Pendant des années, les services de renseignement occidentaux ont mis en garde contre la présence d’organisations terroristes internationales sur le sol vénézuélien. L’un des plus grands alliés de l’Iran en Amérique du Sud, le Venezuela est connu comme un refuge diplomatique pour les terroristes et les guérilleros locaux. Même le ministre du Pétrole et ancien vice-président vénézuélien Tareck El Aissami a été lié au groupe terroriste libanais.
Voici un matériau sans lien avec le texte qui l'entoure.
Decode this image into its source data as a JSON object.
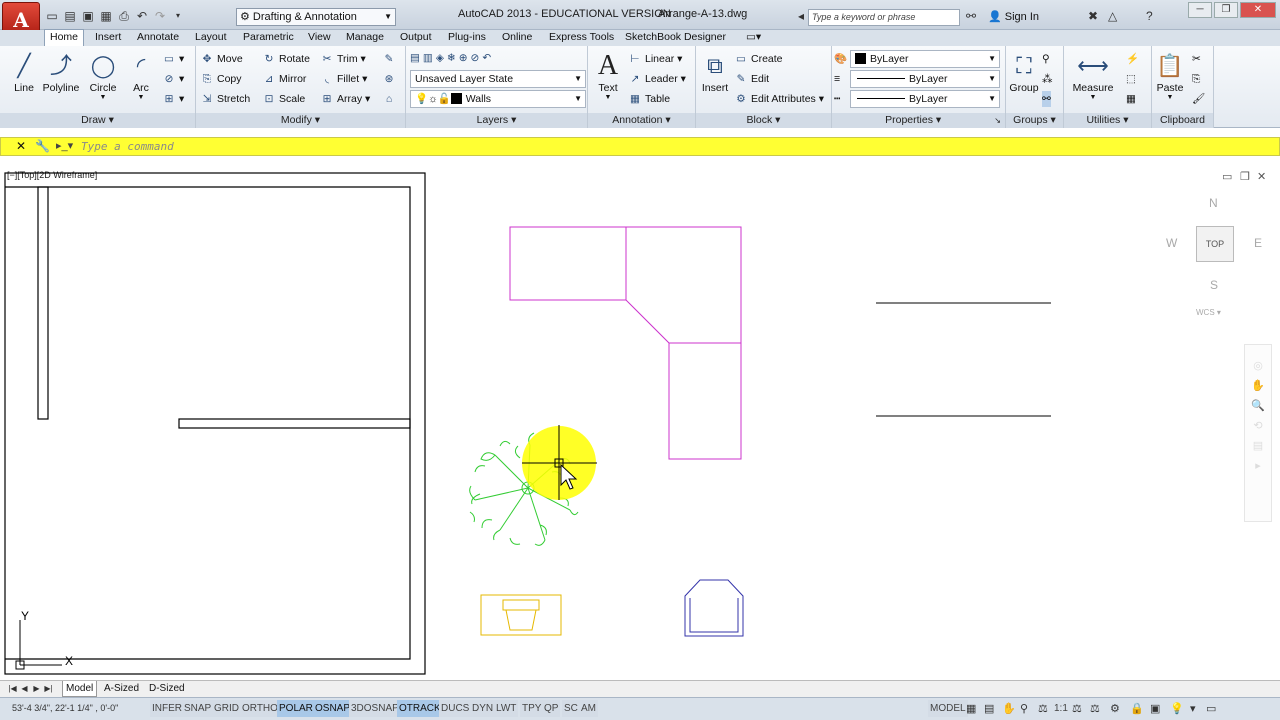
{
  "app": {
    "button_letter": "A",
    "title": "AutoCAD 2013 - EDUCATIONAL VERSION",
    "file": "Arrange-A-13.dwg",
    "workspace": "Drafting & Annotation",
    "search_placeholder": "Type a keyword or phrase",
    "sign_in": "Sign In"
  },
  "tabs": [
    "Home",
    "Insert",
    "Annotate",
    "Layout",
    "Parametric",
    "View",
    "Manage",
    "Output",
    "Plug-ins",
    "Online",
    "Express Tools",
    "SketchBook Designer"
  ],
  "panels": {
    "draw": {
      "title": "Draw",
      "line": "Line",
      "polyline": "Polyline",
      "circle": "Circle",
      "arc": "Arc"
    },
    "modify": {
      "title": "Modify",
      "move": "Move",
      "rotate": "Rotate",
      "trim": "Trim",
      "copy": "Copy",
      "mirror": "Mirror",
      "fillet": "Fillet",
      "stretch": "Stretch",
      "scale": "Scale",
      "array": "Array"
    },
    "layers": {
      "title": "Layers",
      "layer_state": "Unsaved Layer State",
      "current_layer": "Walls"
    },
    "annotation": {
      "title": "Annotation",
      "text": "Text",
      "linear": "Linear",
      "leader": "Leader",
      "table": "Table"
    },
    "block": {
      "title": "Block",
      "insert": "Insert",
      "create": "Create",
      "edit": "Edit",
      "edit_attributes": "Edit Attributes"
    },
    "properties": {
      "title": "Properties",
      "color": "ByLayer",
      "linetype": "ByLayer",
      "lineweight": "ByLayer"
    },
    "groups": {
      "title": "Groups",
      "group": "Group"
    },
    "utilities": {
      "title": "Utilities",
      "measure": "Measure"
    },
    "clipboard": {
      "title": "Clipboard",
      "paste": "Paste"
    }
  },
  "command_line": {
    "placeholder": "Type a command"
  },
  "viewport": {
    "label": "[−][Top][2D Wireframe]"
  },
  "viewcube": {
    "n": "N",
    "s": "S",
    "e": "E",
    "w": "W",
    "top": "TOP",
    "wcs": "WCS"
  },
  "ucs": {
    "x": "X",
    "y": "Y"
  },
  "layout_tabs": [
    "Model",
    "A-Sized",
    "D-Sized"
  ],
  "status": {
    "coords": "53'-4 3/4\",  22'-1 1/4\" , 0'-0\"",
    "toggles": [
      {
        "label": "INFER",
        "on": false
      },
      {
        "label": "SNAP",
        "on": false
      },
      {
        "label": "GRID",
        "on": false
      },
      {
        "label": "ORTHO",
        "on": false
      },
      {
        "label": "POLAR",
        "on": true
      },
      {
        "label": "OSNAP",
        "on": true
      },
      {
        "label": "3DOSNAP",
        "on": false
      },
      {
        "label": "OTRACK",
        "on": true
      },
      {
        "label": "DUCS",
        "on": false
      },
      {
        "label": "DYN",
        "on": false
      },
      {
        "label": "LWT",
        "on": false
      },
      {
        "label": "TPY",
        "on": false
      },
      {
        "label": "QP",
        "on": false
      },
      {
        "label": "SC",
        "on": false
      },
      {
        "label": "AM",
        "on": false
      }
    ],
    "model": "MODEL",
    "annotation_scale": "1:1"
  },
  "colors": {
    "furniture": "#cc33cc",
    "plant": "#33cc33",
    "toilet": "#e6b800",
    "chair": "#3333aa",
    "command_bar": "#ffff33",
    "highlight": "#ffff00"
  }
}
En 2017, le département du Trésor américain a sanctionné El Aissami pour blanchiment d’argent et facilitation du trafic de drogue. Deux ans plus tard, en 2019, il a été inscrit sur la liste des personnes les plus recherchées de l’Immigration and Customs Enforcement des États-Unis.

Les pirates ont souligné que l’opération avait été menée en coopération avec d’anciens responsables du renseignement de l’État. Ils ont révélé que les terroristes étaient entrés dans le pays en tant qu’étudiants de langue espagnole sous le couvert de « programmes d’études linguistiques du gouvernement » via l’île de Margarita, a expliqué un membre du réseau de piratage au Israel Hayom .

Les agents semblent être impliqués dans le trafic d’armes et de drogue ainsi que dans le blanchiment d’argent pour financer le terrorisme.